Once the waters calmed down and her boat regained its balance, MacArthur could see down the river a little way. It was an airboat that was moving at speeds that were much too dangerous for any boat to travel. Especially down a river as deadly as The Congo.
In that air-boat, she could make out a familiar Brazilian soccer player happily cheering as he rocketed down the river while his partner held onto his seat for dear life, screaming in horror as his feet were pulled into the air from the high speeds they were traveling.
WORLD MAP CONFESSIONAL – (The Soccer Stars – Micah and Brandon)
(Brandon's hair is frizzled and he is sitting in shock across his face)
Micah – (Nervously chuckling) Did I forget to mention that the boat my dad let me drive was a canoe? And by drive, I mean paddle?
Brandon – (Quietly) Yes. Yes, you did.
END
"Woah!"
MacArthur cried out. "Those two are going way too fast! That's got to be violating some sort of speed laws here in the jungle!" Then, she squinted her eyes as a determined look came across her face. "Buckle down, Sanders. We're in pursuit!"
MacArthur placed a siren on the top of her boat. The siren blared throughout the jungle as she turned it on and shot off after The Soccer Stars.
Mary and Ellody recovered soon after. Not wanting to fall behind any further, Mary pushed her gas handle ahead and their airboat took off after The Police Cadets.
Leshawna coughed and sputtered as she wiped water off her face. "Oh, that's how you're going to play, huh?! Well, all right then! Come on Tyler! Let's go after them!"
She waited for the boat to move ahead. But it didn't. It remained motionless.
"Tyler! Come on! Let's go, I said!"
Still, the boat didn't move. Nor was there any response from Tyler.
"Ugh. What are you waiting for?!" Leshawna scoffed. "If we don't get going, we're gonna-"
Leshawna glanced up at the driver's seat. To her shock, where Tyler should have been sitting was an empty seat.
"Tyler?!" Leshawna glanced around the boat. Her partner was nowhere to be seen.
"Tyler?! Where are you?!"
No answer. Leshawna looked over the side of the boat. She then shot over to the other side. Nothing. She quickly climbed up to the driver's seat so she could get a better view of the water around her. She studied the river carefully, looking for any sign of her partner. Her eyes did catch sight of something bright red in the water. A bright red headband to be exact. But her partner was nowhere to be seen.
"TYLER!"
A/N – Uh oh! It looks like Tyler fell overboard into the crocodile-infested waters of the Congo River. Will he make it out all right? Tune in next time to find out as The Ultimate Ridonculous Race is... To Be Continued!
FOOTNOTES
[1] Rachel's ramblings of why the term 'dude' is offensive is, sadly, not something that I made up. These ramblings are based on real statements made by Social Justice Warriors... and they wonder why no one takes them seriously.
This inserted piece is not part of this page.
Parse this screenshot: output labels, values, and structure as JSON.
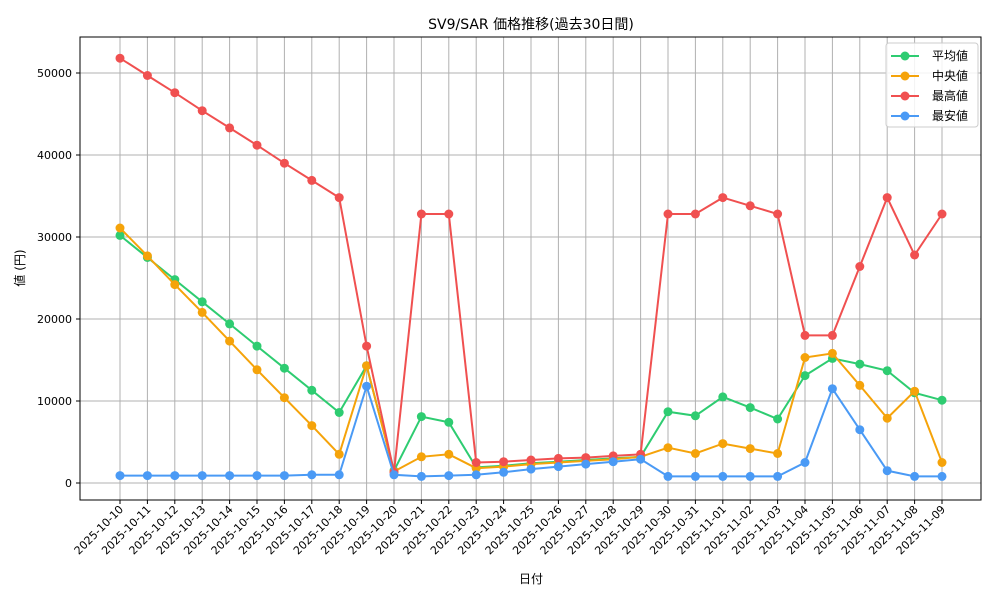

[2] I make zero apologies about what I made the contestants say about 'Big Brother'. This is one of the biggest wastes of time the human race has ever conceived. No skill required. No talent required. No integrity. No intelligence. No endurance. No strength. Just act like a high school drama queen and you're good to go. Stupid. Just... stupid.
[3] Bowsette is a fan-made character that is initially a gender-bent human version of Bowser from the Mario franchise. For some reason or another, this fan-made character has become extremely popular amongst cosplayers in recent years. To the point people cosplaying as Bowsette keep winning contests. Like Sabrina and Calleigh, I don't get it.
[4] Katie Spaulding is one of my OC's that I have that, unfortunately, didn't make the cut as a cast member in this story. The main reason being she is also a blogger and we've already got Tom and Jen. However, I wanted to give my coldest OC a chance to shine for a bit and found the perfect excuse to use her.
[5] Mahiru is indeed the Ultimate Photographer from the Danganronpa franchise. She is one of my favorite characters from the games and I thought she would be a good partner for Katie.